I have checked RFC for HTTP header value allowed characters. I am unable to understand the whole thing can any please describe more. RFC reference https://datatracker.ietf.org/doc/html/rfc7230#section-3.2
field-value = *( field-content / obs-fold )
field-content = field-vchar [ 1*( SP / HTAB ) field-vchar ]
field-vchar = VCHAR / obs-text
obs-fold = CRLF 1*( SP / HTAB )
; obsolete line folding
; see Section 3.2.4
CodePudding user response:
It takes a bit of getting used to, reading this Augment BNF syntax in these RFCs, but let’s step through it:
field-value = *( field-content / obs-fold )

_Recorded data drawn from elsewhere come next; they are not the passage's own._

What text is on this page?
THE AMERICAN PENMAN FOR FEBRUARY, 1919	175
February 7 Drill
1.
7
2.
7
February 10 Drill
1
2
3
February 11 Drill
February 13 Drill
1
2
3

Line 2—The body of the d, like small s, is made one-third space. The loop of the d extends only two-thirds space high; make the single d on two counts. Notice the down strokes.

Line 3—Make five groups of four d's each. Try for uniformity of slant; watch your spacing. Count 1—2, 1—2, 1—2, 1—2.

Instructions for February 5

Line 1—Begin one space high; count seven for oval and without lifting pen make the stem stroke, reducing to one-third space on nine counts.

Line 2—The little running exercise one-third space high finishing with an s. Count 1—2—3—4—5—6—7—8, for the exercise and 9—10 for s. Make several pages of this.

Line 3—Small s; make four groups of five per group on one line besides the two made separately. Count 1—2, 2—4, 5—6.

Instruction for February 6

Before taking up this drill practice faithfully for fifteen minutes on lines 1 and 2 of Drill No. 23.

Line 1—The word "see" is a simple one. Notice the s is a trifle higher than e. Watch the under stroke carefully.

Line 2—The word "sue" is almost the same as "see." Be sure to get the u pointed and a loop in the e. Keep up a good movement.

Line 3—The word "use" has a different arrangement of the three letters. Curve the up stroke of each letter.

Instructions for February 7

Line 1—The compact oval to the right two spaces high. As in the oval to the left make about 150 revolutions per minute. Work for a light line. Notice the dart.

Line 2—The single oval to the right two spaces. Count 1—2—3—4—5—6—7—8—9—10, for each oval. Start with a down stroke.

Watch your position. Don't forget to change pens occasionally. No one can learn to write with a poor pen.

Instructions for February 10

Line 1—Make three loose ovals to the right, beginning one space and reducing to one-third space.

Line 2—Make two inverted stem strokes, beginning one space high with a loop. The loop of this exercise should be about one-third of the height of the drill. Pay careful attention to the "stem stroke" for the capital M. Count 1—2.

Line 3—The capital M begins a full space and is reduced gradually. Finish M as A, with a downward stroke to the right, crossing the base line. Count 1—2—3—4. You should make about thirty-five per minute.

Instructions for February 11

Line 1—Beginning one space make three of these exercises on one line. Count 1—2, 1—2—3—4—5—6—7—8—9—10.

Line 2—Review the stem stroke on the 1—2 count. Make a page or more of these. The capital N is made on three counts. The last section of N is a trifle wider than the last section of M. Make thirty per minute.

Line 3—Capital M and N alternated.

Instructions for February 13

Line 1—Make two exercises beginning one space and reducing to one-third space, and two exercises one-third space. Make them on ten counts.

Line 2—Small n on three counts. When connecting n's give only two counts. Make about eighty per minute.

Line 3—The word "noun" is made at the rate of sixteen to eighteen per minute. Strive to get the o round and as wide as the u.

This says a value can contain any number of field-content
or any obs-fold
(a continuation line - we’ll get to that).
field-content
is defined as:
field-content = field-vchar [ 1*( SP / HTAB ) field-vchar ]
This is a field-vchar
, optionally followed by one or more spaces or tabs, and then a field-vchar
.
I’ll spoil the next bit and tell you field-vchar
is basically any visible text character (i.e. not including spaces, tabs, new lines or control characters). So what the above tells you is it’s basically any visible character BUT can also include space and tabs, but not at the beginning or end.
field-vchar
is defined as:
field-vchar = VCHAR / obs-text
That is a VCHAR
(defined further up the RFC as “any visible [USASCII] character”) or obs-text
(characters in the %x80-FF range - basically extra printable characters outside of the basic ASCII characters).
Then we go all the way back up to the first statement to define the last item: obs-fold
we get:
obs-fold = CRLF 1*( SP / HTAB ) ; obsolete line folding ; see Section 3.2.4
Basically a newline followed by one or more spaces or tabs. This was the a historical way of splitting a header over multiple lines for readability (though the newline and whitespace was effectively ignored and treated as a space so it wasn’t a newline). Support of this was always a bit flakey and many HTTP processors assumed headers would not have a newline in them (even if technically it was allowed). It would be strongly advised not to use this, especially as it’s now been formally deprecated. (Note that some servers - for example Apache - allow new lines in their config for readability but do not send these, so that’s a separate item).
Bringing that all together, a field value can basically contain any visible characters, including tabs or spaces (but cannot start or end with these). They cannot contain newlines or any other non-visible characters (i.e ASCII characters 0-31 - except for tab as discussed - or 127).